An highly entertaining, very well structured and very dark fantasy. Felix Castor is a freelance exorcist in an England where ghosts, werewolves, zombies and demons are part of the population. Felix is taken to a crime scene where he discovers that his name was written in blood by a victim of a very savage murder. This becomes a bigger problem when Felix reveals that he knew the victim and that he had tried to kill Felix when they were children. Under suspicion for the murder Felix has to investigate to clear himself. The trail leads to the Sailsbury estate where something very nasty indeed in brewing.

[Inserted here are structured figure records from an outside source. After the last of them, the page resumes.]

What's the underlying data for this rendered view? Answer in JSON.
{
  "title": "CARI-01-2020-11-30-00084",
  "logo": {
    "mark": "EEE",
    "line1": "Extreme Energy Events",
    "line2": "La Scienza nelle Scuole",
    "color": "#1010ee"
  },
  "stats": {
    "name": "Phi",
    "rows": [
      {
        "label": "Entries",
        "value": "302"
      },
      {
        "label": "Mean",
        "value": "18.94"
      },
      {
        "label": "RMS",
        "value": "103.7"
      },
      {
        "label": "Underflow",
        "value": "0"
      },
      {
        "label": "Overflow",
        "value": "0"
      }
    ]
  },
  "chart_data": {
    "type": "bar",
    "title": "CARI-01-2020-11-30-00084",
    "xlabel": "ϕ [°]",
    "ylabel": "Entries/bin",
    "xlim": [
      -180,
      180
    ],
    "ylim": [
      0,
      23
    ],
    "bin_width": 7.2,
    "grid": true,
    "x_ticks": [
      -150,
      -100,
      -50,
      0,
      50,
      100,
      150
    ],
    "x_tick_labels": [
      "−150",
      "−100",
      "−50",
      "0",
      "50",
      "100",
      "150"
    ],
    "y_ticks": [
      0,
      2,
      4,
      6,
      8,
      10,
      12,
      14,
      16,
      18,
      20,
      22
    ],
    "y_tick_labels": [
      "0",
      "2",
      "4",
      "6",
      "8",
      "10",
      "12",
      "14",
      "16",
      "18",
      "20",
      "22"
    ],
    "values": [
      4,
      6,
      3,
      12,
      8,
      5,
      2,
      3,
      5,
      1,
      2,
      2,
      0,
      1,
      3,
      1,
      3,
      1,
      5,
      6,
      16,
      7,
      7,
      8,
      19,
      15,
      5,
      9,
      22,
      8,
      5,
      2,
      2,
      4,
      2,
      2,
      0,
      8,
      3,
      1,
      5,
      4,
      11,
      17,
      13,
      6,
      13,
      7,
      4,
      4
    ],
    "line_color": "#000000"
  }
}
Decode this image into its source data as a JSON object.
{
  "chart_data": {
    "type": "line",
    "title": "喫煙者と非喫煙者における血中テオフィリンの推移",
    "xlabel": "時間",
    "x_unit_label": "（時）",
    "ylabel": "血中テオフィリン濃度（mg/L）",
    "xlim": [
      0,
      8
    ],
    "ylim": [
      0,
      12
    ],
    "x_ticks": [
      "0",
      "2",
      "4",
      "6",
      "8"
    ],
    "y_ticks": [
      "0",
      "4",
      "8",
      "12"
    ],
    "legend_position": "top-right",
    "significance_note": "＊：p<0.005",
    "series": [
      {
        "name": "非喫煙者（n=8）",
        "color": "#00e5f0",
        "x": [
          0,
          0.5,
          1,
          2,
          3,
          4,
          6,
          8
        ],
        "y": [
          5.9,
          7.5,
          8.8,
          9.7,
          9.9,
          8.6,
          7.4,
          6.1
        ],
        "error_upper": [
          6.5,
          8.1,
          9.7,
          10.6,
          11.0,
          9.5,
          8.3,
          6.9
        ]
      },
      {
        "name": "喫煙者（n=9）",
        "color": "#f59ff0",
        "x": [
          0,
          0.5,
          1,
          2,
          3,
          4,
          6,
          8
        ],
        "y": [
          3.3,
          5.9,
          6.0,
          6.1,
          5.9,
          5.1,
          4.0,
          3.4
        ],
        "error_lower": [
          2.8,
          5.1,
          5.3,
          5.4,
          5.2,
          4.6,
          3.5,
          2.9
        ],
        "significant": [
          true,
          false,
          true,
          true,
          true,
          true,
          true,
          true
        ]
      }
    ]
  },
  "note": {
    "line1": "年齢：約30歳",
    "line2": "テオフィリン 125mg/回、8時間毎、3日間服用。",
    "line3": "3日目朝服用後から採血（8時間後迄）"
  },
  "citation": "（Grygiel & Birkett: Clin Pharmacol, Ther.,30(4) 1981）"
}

The trouble on the estate had attracted the attention of a violent and militant Catholic group, The Anathemata. As Felix continues to investigate the trial leads back to his own family past in Liverpool and a web of secrets and lies. The action is fast and very well set up, the reveals are superb, the cast engaging and the story thread very cleverly knotted together. The climax is savage and fitting, no one is left unpunished.
One of the great pleasures of the book is the way Mike Carey uses his premise about the supernatural invading the world and becoming a, nearly normal, part of reality and everyday life. This accommodation lets him drive the story forward as a very noir thriller with a supernatural cast without having to break the genre conventions to do so. Felix is a great leading man, he is trying to do his best and do the right thing in a world where that has lost a great deal of meaning. He is not a superhero in any sense, he does have a strong talent which causes him as much trouble as it solves for others. He is willing and able to act, make mistakes and just ultimately do what has to be done. With a supporting cast featuring a demon who lives for sex and blood and a zombie property developer, the standard police officer who is a wary ally of Felix has to work hard not be simply be a cliche. Mike Carey gives him a genuine spark of life and the relationship between the two rings true.
The opening incident of the book appears to be a freewheeling sub plot that is woven into the main plot with a cunning ferocity that is matched only by the bitter story that lies behind the activities on the Sailsbury and the murder victim. The supernatural elements are not window dressing on a excellent noir thriller, they are woven into the fabric of the story so that they give it extra bite and severity.
This is a great read, Mike Carey is a very skillful writer who has created a gripping blend of ideas that could work against each other, in fact they combine seamlessly to add weight and texture to a cold and griping story.